L'insuline est administrée par voie intraveineuse à la dose de 0,45 UI / kg en bolus, suivie d'une administration à raison de 0,1 MEDKhch) après la perfusion du premier litre de la solution. L'hydratation seule peut parfois réduire le niveau de glucose plasmatique, par conséquent, il peut être nécessaire de réduire la dose d'insuline; une diminution trop rapide de l'osmolalité peut conduire à un œdème du cerveau. Des doses accrues d'insuline sont nécessaires chez certains patients atteints de diabète sucré de type 2 avec syndrome hyperosmolaire non cétonique.
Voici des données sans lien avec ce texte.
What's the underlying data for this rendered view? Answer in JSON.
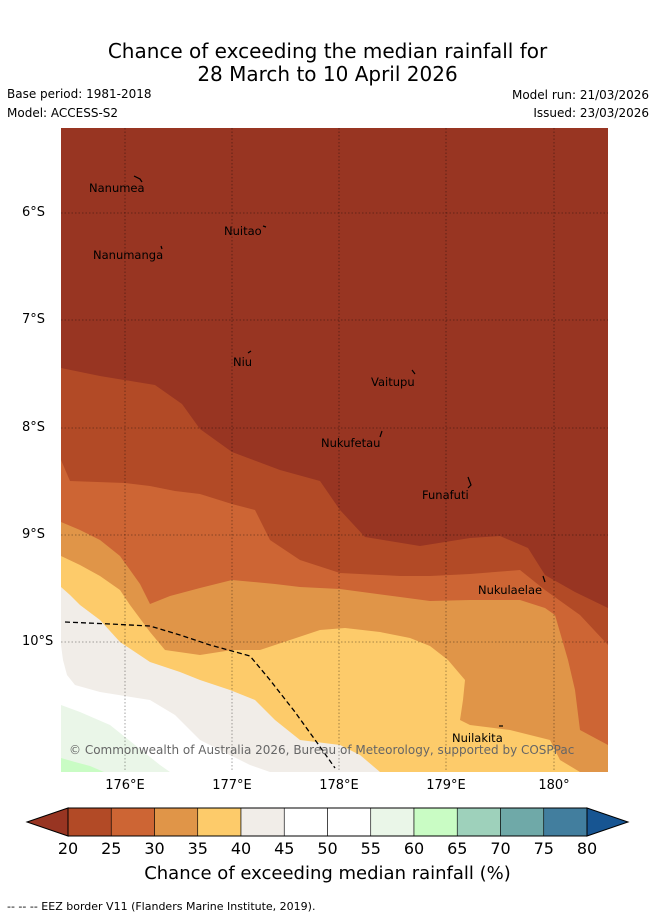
{
  "title_line1": "Chance of exceeding the median rainfall for",
  "title_line2": "28 March to 10 April 2026",
  "base_period": "Base period: 1981-2018",
  "model": "Model: ACCESS-S2",
  "model_run": "Model run: 21/03/2026",
  "issued": "Issued: 23/03/2026",
  "copyright": "© Commonwealth of Australia 2026, Bureau of Meteorology, supported by COSPPac",
  "y_ticks": [
    "6°S",
    "7°S",
    "8°S",
    "9°S",
    "10°S"
  ],
  "x_ticks": [
    "176°E",
    "177°E",
    "178°E",
    "179°E",
    "180°"
  ],
  "places": [
    "Nanumea",
    "Nuitao",
    "Nanumanga",
    "Niu",
    "Vaitupu",
    "Nukufetau",
    "Funafuti",
    "Nukulaelae",
    "Nuilakita"
  ],
  "colorbar": {
    "ticks": [
      "20",
      "25",
      "30",
      "35",
      "40",
      "45",
      "50",
      "55",
      "60",
      "65",
      "70",
      "75",
      "80"
    ],
    "colors": [
      "#b24a26",
      "#cd6534",
      "#e09548",
      "#fdcb6a",
      "#f1ede8",
      "#ffffff",
      "#ffffff",
      "#eaf6e8",
      "#c9fcc4",
      "#9ed1bb",
      "#6fa9a8",
      "#427e9e"
    ],
    "under_color": "#983522",
    "over_color": "#175592",
    "label": "Chance of exceeding median rainfall (%)"
  },
  "footer": "--  --  -- EEZ border V11 (Flanders Marine Institute, 2019)."
}
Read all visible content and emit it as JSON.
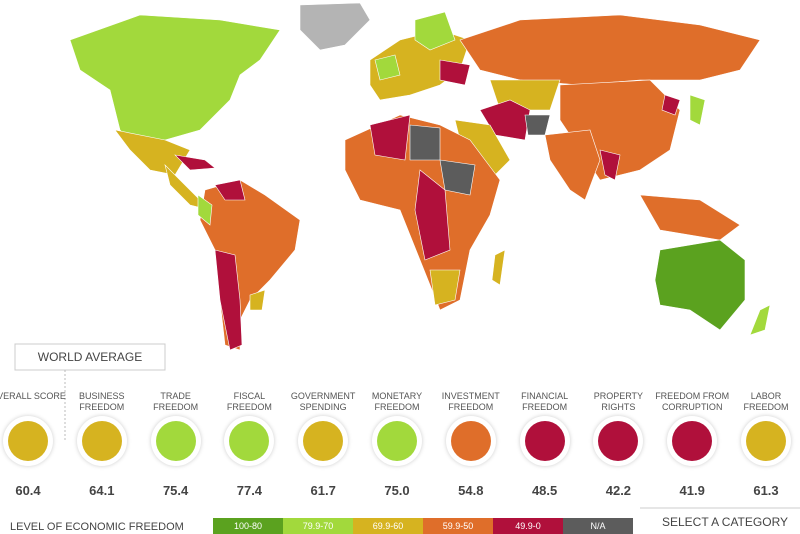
{
  "world_average": {
    "title": "WORLD AVERAGE",
    "items": [
      {
        "label": "OVERALL SCORE",
        "score": "60.4",
        "color": "#d6b320"
      },
      {
        "label": "BUSINESS FREEDOM",
        "score": "64.1",
        "color": "#d6b320"
      },
      {
        "label": "TRADE FREEDOM",
        "score": "75.4",
        "color": "#a2d93c"
      },
      {
        "label": "FISCAL FREEDOM",
        "score": "77.4",
        "color": "#a2d93c"
      },
      {
        "label": "GOVERNMENT SPENDING",
        "score": "61.7",
        "color": "#d6b320"
      },
      {
        "label": "MONETARY FREEDOM",
        "score": "75.0",
        "color": "#a2d93c"
      },
      {
        "label": "INVESTMENT FREEDOM",
        "score": "54.8",
        "color": "#df6e2a"
      },
      {
        "label": "FINANCIAL FREEDOM",
        "score": "48.5",
        "color": "#b0103b"
      },
      {
        "label": "PROPERTY RIGHTS",
        "score": "42.2",
        "color": "#b0103b"
      },
      {
        "label": "FREEDOM FROM CORRUPTION",
        "score": "41.9",
        "color": "#b0103b"
      },
      {
        "label": "LABOR FREEDOM",
        "score": "61.3",
        "color": "#d6b320"
      }
    ]
  },
  "legend": {
    "title": "LEVEL OF ECONOMIC FREEDOM",
    "entries": [
      {
        "label": "100-80",
        "color": "#5ba21f"
      },
      {
        "label": "79.9-70",
        "color": "#a2d93c"
      },
      {
        "label": "69.9-60",
        "color": "#d6b320"
      },
      {
        "label": "59.9-50",
        "color": "#df6e2a"
      },
      {
        "label": "49.9-0",
        "color": "#b0103b"
      },
      {
        "label": "N/A",
        "color": "#5c5c5c"
      }
    ]
  },
  "select_button": "SELECT A CATEGORY"
}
Lorsque la glycémie atteint 2 250 mg / dL, l'administration d'insuline doit être réduite aux concentrations de base (12 UI / h) jusqu'à la réhydratation complète du patient et le rétablissement de la capacité du patient à se nourrir. Pour éviter l'hypoglycémie, il peut être nécessaire d'ajouter une perfusion de 5% de dextrose. Après le soulagement d'un épisode aigu et la récupération, les patients sont habituellement transférés à des doses adaptées d'insuline sous-cutanée.
Avec la réalisation d'une condition stable, de nombreux patients peuvent reprendre la prise de médicaments antihyperglycémiants oraux.
La substitution du potassium est similaire à la DFA: 40 meq / h à un taux sérique de K <3,3 meq / L; 20 30 meq / h au niveau K de 3,34,9 meq / l; il n'y a pas besoin d'une introduction à un niveau de 5 meq / L.